Do you have a dating fast?

We ask new missionaries to maintain a dating fast for the first four months. If you are already in a relationship, you will simply be expected to prioritize the community so as to enter into the rhythm of missionary life. While this may seem like a daunting obstacle, most missionaries find that the fast is a blessing. It enables one to be radically available, to learn how to look on your brothers and sisters with the eyes of true charity, and to freely discern one’s vocation. The fast empowers us with the ability to willingly sacrifice something good for Jesus—something necessary for any vocation. A dating fast is an investment in your ability to love selflessly, and this pays dividends.

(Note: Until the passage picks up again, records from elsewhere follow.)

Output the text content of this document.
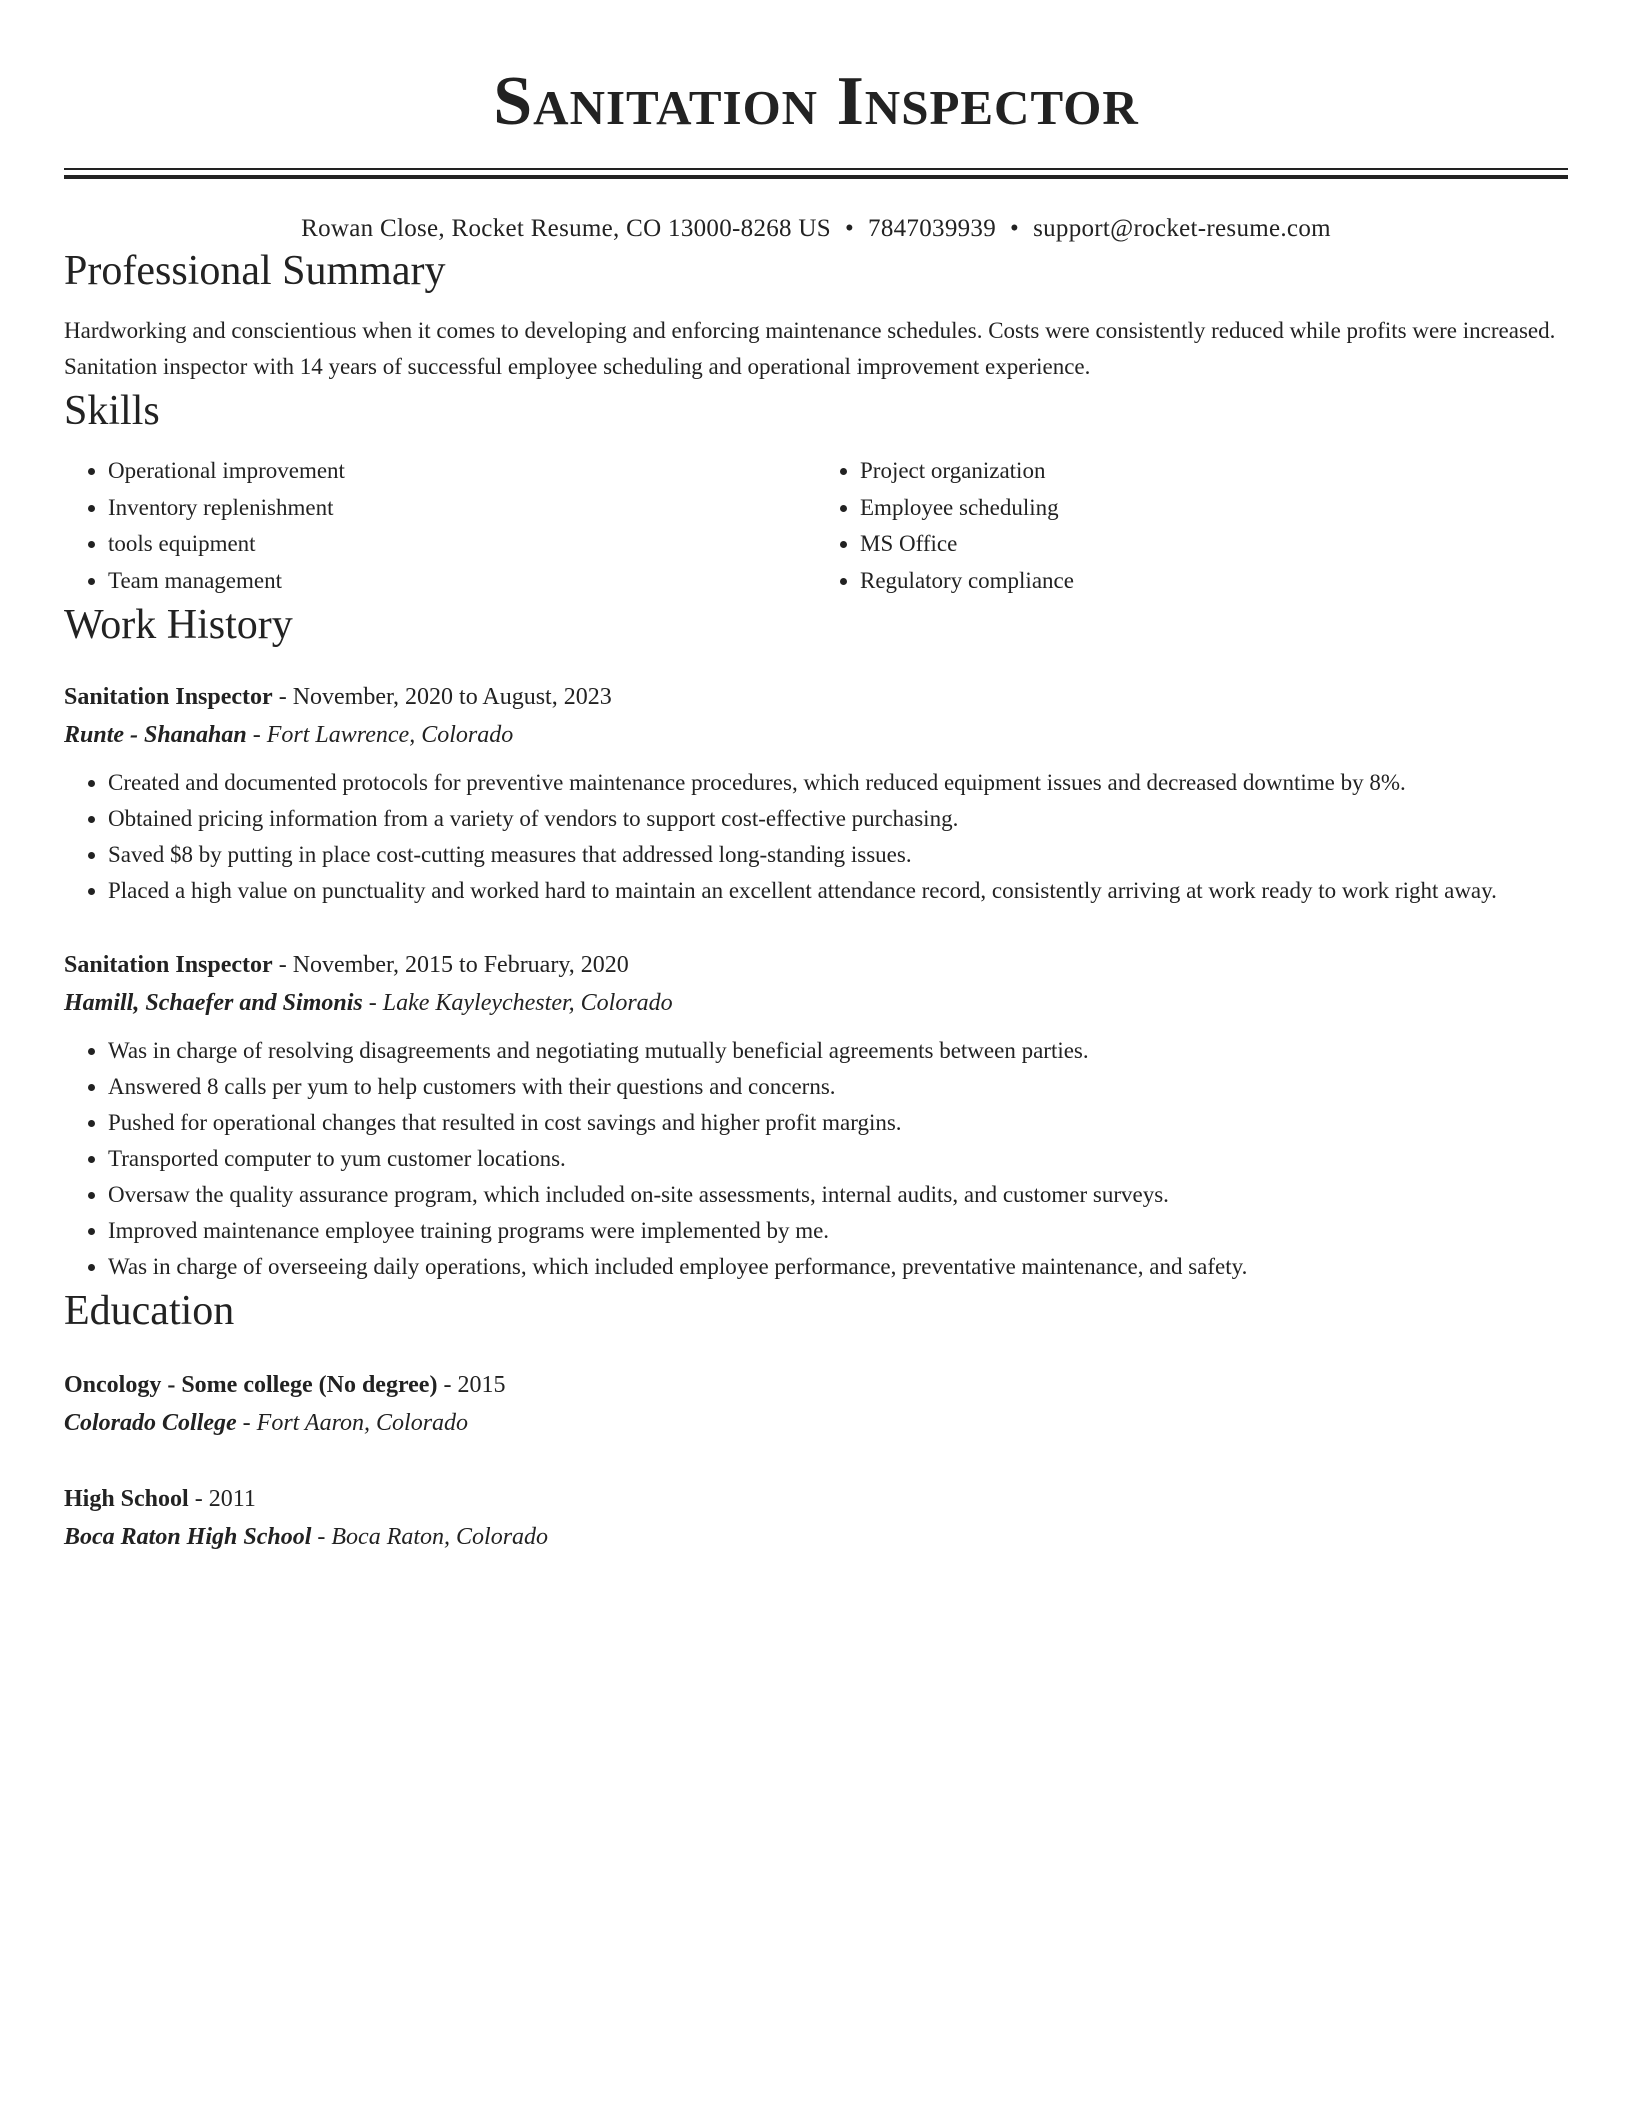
Sanitation Inspector
Rowan Close, Rocket Resume, CO 13000-8268 US • 7847039939 • support@rocket-resume.com
Professional Summary

Hardworking and conscientious when it comes to developing and enforcing maintenance schedules. Costs were consistently reduced while profits were increased. Sanitation inspector with 14 years of successful employee scheduling and operational improvement experience.

Skills
• Operational improvement
• Inventory replenishment
• tools equipment
• Team management
• Project organization
• Employee scheduling
• MS Office
• Regulatory compliance
Work History
Sanitation Inspector - November, 2020 to August, 2023
Runte - Shanahan - Fort Lawrence, Colorado
• Created and documented protocols for preventive maintenance procedures, which reduced equipment issues and decreased downtime by 8%.
• Obtained pricing information from a variety of vendors to support cost-effective purchasing.
• Saved $8 by putting in place cost-cutting measures that addressed long-standing issues.
• Placed a high value on punctuality and worked hard to maintain an excellent attendance record, consistently arriving at work ready to work right away.
Sanitation Inspector - November, 2015 to February, 2020
Hamill, Schaefer and Simonis - Lake Kayleychester, Colorado
• Was in charge of resolving disagreements and negotiating mutually beneficial agreements between parties.
• Answered 8 calls per yum to help customers with their questions and concerns.
• Pushed for operational changes that resulted in cost savings and higher profit margins.
• Transported computer to yum customer locations.
• Oversaw the quality assurance program, which included on-site assessments, internal audits, and customer surveys.
• Improved maintenance employee training programs were implemented by me.
• Was in charge of overseeing daily operations, which included employee performance, preventative maintenance, and safety.
Education
Oncology - Some college (No degree) - 2015
Colorado College - Fort Aaron, Colorado
High School - 2011
Boca Raton High School - Boca Raton, Colorado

I’m afraid that becoming a missionary will cause me to miss job offers or other opportunities. I’m worried about what my future employers, friends, or parents will think.

We hear you. Not everyone is called to be a missionary. But many of you reading this right now have a sense that Lord is calling you into something deeper. This is a big decision, and you’ll want to take it to prayer and talk about it with people you trust. But you’ll also want to recognize that not everyone will understand why you want to give up a year of your life to serve God and His people. God is never outdone in generosity. You can be assured that He will not ask you to miss out on something that is necessary for your true fulfillment.

Furthermore, the experience of living as a missionary can equip you for your future. This is a year of growing closer to the Lord spiritually, which is of infinite worth. This is a year of learning how to love others—both through the poor and your brothers and sisters in community. This is a year of growing socially by learning how to interact with others and how to take a genuine interest in them. This is a year of learning how to sacrifice. This is a year of building Christ-centered friendships through shared mission and mutual experiences. Missionary life is an opportunity unlike any other.

Do you have to be extroverted to be a missionary?

NO! Not at all. We interact with a lot of people, but so much of what we do comes down to listening well—a skill that often comes more naturally to introverts.

What can I do NOW to prepare to be a missionary?

Pray! Prayer is at the core of our life as a missionary. So it would behoove you to establish some structure in your own prayer life (e.g., attending daily Mass, going to Holy Hour when possible, having a routine for morning and night prayers). Spiritual reading and spiritual direction are also of great benefit. Ultimately, prayer should lead us to an unconditional surrender to the Lord, and a resolution to persevere in this spiritual journey no matter what is the most important determinant for our progress.